By Ken Reed

The National Labor Relations Board (NLRB) has ruled that college football players (at Northwestern University anyway) fit the definition of “employees,” making them eligible to form the first labor union in the history of college sports. Under this ruling, players would be eligible to collectively bargain compensation and other benefits, including medical coverage. In effect, it would give them a seat at the negotiating table on all issues impacting their wellbeing.

Of course, this NLRB decision is far from a done deal. Northwestern has already started the NLRB appeal process, and undoubtedly the NCAA will bring in its legal guns at some point. But given this ruling, and other recent developments like the Ed O’Bannon case, change is most definitely on the way in college sports.

And pro sports for that matter.

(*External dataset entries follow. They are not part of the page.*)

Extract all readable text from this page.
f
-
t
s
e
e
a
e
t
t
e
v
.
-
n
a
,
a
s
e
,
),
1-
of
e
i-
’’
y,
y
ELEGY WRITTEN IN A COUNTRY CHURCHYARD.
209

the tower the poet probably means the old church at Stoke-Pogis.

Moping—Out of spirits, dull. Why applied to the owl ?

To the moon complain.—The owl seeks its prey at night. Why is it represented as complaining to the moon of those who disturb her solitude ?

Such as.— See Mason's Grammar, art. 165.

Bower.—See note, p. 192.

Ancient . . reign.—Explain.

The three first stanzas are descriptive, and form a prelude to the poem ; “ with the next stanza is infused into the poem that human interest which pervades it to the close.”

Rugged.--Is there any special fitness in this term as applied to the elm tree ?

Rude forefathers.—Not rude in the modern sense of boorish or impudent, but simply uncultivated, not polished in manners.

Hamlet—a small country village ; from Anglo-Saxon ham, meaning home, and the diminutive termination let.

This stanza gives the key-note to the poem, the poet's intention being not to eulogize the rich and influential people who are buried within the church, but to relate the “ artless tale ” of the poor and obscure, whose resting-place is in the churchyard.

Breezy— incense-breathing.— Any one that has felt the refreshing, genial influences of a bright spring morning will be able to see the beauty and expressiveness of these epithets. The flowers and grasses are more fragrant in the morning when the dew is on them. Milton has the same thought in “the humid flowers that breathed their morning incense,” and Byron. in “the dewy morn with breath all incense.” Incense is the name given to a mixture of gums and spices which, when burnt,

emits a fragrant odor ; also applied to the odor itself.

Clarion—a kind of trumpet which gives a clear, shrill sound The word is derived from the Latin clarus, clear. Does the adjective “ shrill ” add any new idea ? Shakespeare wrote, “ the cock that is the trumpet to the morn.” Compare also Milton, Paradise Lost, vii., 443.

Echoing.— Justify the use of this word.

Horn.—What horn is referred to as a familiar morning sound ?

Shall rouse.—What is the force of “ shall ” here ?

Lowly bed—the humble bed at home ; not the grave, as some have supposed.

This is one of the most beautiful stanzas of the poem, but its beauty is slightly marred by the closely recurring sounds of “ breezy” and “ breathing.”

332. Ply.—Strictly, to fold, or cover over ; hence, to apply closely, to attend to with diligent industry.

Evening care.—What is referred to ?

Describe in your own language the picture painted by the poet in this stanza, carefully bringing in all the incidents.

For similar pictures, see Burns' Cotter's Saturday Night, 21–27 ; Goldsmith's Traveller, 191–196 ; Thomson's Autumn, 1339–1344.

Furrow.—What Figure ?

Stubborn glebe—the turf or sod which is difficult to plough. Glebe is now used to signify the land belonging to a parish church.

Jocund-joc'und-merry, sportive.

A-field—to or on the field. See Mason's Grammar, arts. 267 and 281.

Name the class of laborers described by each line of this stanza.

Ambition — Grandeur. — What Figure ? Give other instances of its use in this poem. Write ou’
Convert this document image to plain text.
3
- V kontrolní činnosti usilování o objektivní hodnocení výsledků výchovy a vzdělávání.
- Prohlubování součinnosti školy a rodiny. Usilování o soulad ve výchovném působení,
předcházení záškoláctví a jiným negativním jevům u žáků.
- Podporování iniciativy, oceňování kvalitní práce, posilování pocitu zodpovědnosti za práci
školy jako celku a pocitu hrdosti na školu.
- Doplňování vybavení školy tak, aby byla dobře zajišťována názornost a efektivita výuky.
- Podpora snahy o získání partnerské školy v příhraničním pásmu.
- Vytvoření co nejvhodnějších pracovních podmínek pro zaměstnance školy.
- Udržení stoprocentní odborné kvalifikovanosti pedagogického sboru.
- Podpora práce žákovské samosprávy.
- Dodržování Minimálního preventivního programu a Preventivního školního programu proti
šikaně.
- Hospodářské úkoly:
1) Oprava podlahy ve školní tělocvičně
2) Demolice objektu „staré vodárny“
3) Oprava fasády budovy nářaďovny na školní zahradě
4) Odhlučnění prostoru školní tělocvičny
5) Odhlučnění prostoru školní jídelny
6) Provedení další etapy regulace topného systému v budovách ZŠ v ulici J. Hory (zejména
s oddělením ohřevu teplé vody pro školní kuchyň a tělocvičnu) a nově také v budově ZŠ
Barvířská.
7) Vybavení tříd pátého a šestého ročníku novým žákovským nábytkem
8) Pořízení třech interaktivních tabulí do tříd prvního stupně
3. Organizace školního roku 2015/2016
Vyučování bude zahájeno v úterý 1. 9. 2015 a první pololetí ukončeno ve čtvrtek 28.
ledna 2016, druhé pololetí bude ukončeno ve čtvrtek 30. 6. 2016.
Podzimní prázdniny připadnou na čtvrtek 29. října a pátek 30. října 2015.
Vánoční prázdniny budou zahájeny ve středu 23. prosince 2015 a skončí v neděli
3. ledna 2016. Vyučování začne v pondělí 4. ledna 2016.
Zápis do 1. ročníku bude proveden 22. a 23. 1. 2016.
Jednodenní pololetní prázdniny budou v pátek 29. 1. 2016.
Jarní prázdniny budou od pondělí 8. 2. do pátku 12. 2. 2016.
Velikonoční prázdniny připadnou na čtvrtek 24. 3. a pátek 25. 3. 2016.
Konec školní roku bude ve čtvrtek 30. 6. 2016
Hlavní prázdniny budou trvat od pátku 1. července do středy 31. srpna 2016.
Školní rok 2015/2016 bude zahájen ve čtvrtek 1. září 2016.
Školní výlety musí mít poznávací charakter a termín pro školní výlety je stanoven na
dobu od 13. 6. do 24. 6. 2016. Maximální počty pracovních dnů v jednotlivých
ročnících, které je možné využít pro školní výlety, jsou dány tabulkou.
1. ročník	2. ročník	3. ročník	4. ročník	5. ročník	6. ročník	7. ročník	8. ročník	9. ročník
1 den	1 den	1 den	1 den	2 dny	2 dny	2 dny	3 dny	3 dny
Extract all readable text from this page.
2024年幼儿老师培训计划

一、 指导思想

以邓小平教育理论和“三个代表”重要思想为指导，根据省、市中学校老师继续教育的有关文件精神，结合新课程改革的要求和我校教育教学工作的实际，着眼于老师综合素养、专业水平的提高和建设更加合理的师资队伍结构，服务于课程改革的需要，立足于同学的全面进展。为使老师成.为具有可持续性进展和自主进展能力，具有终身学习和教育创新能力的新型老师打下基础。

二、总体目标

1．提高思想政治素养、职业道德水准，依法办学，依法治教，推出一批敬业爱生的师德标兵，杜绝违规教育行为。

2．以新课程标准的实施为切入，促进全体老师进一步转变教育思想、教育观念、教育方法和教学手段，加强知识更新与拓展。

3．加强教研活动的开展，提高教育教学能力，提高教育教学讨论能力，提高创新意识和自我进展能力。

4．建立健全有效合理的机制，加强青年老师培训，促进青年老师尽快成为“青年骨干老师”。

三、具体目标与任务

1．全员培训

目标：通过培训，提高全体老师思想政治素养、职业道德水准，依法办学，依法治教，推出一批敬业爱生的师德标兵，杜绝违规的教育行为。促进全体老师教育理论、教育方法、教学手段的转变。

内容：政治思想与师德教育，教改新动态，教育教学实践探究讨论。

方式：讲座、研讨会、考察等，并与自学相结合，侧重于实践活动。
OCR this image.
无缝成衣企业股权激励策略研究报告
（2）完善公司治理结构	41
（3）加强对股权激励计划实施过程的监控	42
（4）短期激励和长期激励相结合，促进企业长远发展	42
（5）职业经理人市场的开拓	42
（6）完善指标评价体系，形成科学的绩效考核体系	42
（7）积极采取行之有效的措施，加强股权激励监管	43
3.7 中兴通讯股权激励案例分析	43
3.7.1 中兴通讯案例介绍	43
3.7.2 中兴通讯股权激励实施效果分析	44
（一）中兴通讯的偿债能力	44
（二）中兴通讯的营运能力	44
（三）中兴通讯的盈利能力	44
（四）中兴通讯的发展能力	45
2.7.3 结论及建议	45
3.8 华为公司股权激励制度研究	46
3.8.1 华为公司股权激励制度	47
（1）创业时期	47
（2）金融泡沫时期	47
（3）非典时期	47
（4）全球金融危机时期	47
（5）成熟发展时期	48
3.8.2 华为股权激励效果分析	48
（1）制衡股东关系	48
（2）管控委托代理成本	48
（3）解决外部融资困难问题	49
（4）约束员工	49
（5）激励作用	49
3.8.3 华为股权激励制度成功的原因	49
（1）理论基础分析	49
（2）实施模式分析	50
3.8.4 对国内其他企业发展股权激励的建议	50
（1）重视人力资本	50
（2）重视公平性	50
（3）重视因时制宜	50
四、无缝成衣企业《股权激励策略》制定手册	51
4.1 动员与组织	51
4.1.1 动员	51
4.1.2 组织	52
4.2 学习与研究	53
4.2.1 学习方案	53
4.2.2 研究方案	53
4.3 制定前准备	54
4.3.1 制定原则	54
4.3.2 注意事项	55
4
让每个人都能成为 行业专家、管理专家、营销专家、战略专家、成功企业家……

For one thing, it’s unlikely that the NFL will continue to be able to use the NCAA for a free minor league player development system. An NFL minor league will likely be one fallout of the evolution of college sports.

But that’s a topic for another day. Despite a multitude of experts saying the Northwestern players, led by quarterback Kain Colter, would lose the NLRB case, they scored a huge victory. If you look at the merits of the case it seems like a no-brainer in the players favor. Consider that football players don’t get any academic credits for playing football. Also, they are compensated at some level for playing, in the form of a scholarship. And they put in 40+ hours a week on their sport, as Colter testified in this NLRB case. Sure sounds like employment to me.

Regional NLRB director Pete Sung Ohr agreed, saying that it can’t be said that Northwestern’s scholarship athletes are “primarily students.”

Change is definitely coming, even though we don’t know what it will ultimately look like. For example, will this NLRB ruling impact all college sports or just football? If it’s just football and men’s basketball, what are the Title IX implications?

Nevertheless, Ohr’s NLRB ruling intuitively feels like momentum moving in the right direction — especially for college athletes, who have long been denied basic economic and civil rights the rest of us take for granted.

It wasn’t the final step, but the NLRB ruling was a grand step toward social justice for college athletes.